EBITDA is not a recognized term under GAAP and does not purport to be an alternative to operating income or net income as an indicator of operating performance or any other GAAP measure. EBITDA is not a complete net cash flow measure because EBITDA is a measure of liquidity that does not include reductions for cash payments for an entity’s obligation to service its debt, fund its working capital, capital expenditures and acquisitions, if any, and pay its income taxes and dividends.
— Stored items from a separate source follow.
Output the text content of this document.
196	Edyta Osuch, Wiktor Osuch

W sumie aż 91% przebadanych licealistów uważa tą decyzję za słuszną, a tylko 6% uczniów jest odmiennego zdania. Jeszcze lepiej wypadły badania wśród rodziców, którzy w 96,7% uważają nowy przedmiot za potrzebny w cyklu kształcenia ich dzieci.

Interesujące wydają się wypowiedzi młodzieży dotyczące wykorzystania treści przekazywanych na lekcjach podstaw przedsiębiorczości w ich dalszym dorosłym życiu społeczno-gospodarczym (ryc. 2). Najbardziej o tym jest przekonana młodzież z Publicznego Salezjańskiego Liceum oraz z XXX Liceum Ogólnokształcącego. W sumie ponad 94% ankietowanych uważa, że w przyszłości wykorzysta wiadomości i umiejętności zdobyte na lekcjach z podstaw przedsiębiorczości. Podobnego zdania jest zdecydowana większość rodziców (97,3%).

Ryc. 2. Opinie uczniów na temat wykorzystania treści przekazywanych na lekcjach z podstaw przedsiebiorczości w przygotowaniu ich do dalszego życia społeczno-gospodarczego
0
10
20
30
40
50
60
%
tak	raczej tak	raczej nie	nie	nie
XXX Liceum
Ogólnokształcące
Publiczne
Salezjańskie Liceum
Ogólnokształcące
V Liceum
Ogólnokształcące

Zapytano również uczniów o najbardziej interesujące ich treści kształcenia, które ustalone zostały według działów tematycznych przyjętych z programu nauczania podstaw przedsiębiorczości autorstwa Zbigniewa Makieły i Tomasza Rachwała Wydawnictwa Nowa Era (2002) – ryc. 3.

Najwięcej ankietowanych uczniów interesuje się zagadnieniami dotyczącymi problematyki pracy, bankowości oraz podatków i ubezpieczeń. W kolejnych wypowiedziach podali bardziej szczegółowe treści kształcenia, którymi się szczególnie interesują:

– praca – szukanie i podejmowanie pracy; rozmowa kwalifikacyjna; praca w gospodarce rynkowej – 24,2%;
Rather, EBITDA is a potential indicator of an entity’s ability to fund these cash requirements. EBITDA also is not a complete measure of an entity’s profitability because it does not include costs and expenses for depreciation and amortization, loss on extinguishment of debt, interest and related expenses and income taxes. Because not all companies use identical calculations, this presentation of EBITDA may not be comparable to other similarly titled measures of other companies. However, EBITDA can still be useful in evaluating our performance against our peer companies because management believes this measure provides users with valuable insight into key components of GAAP amounts.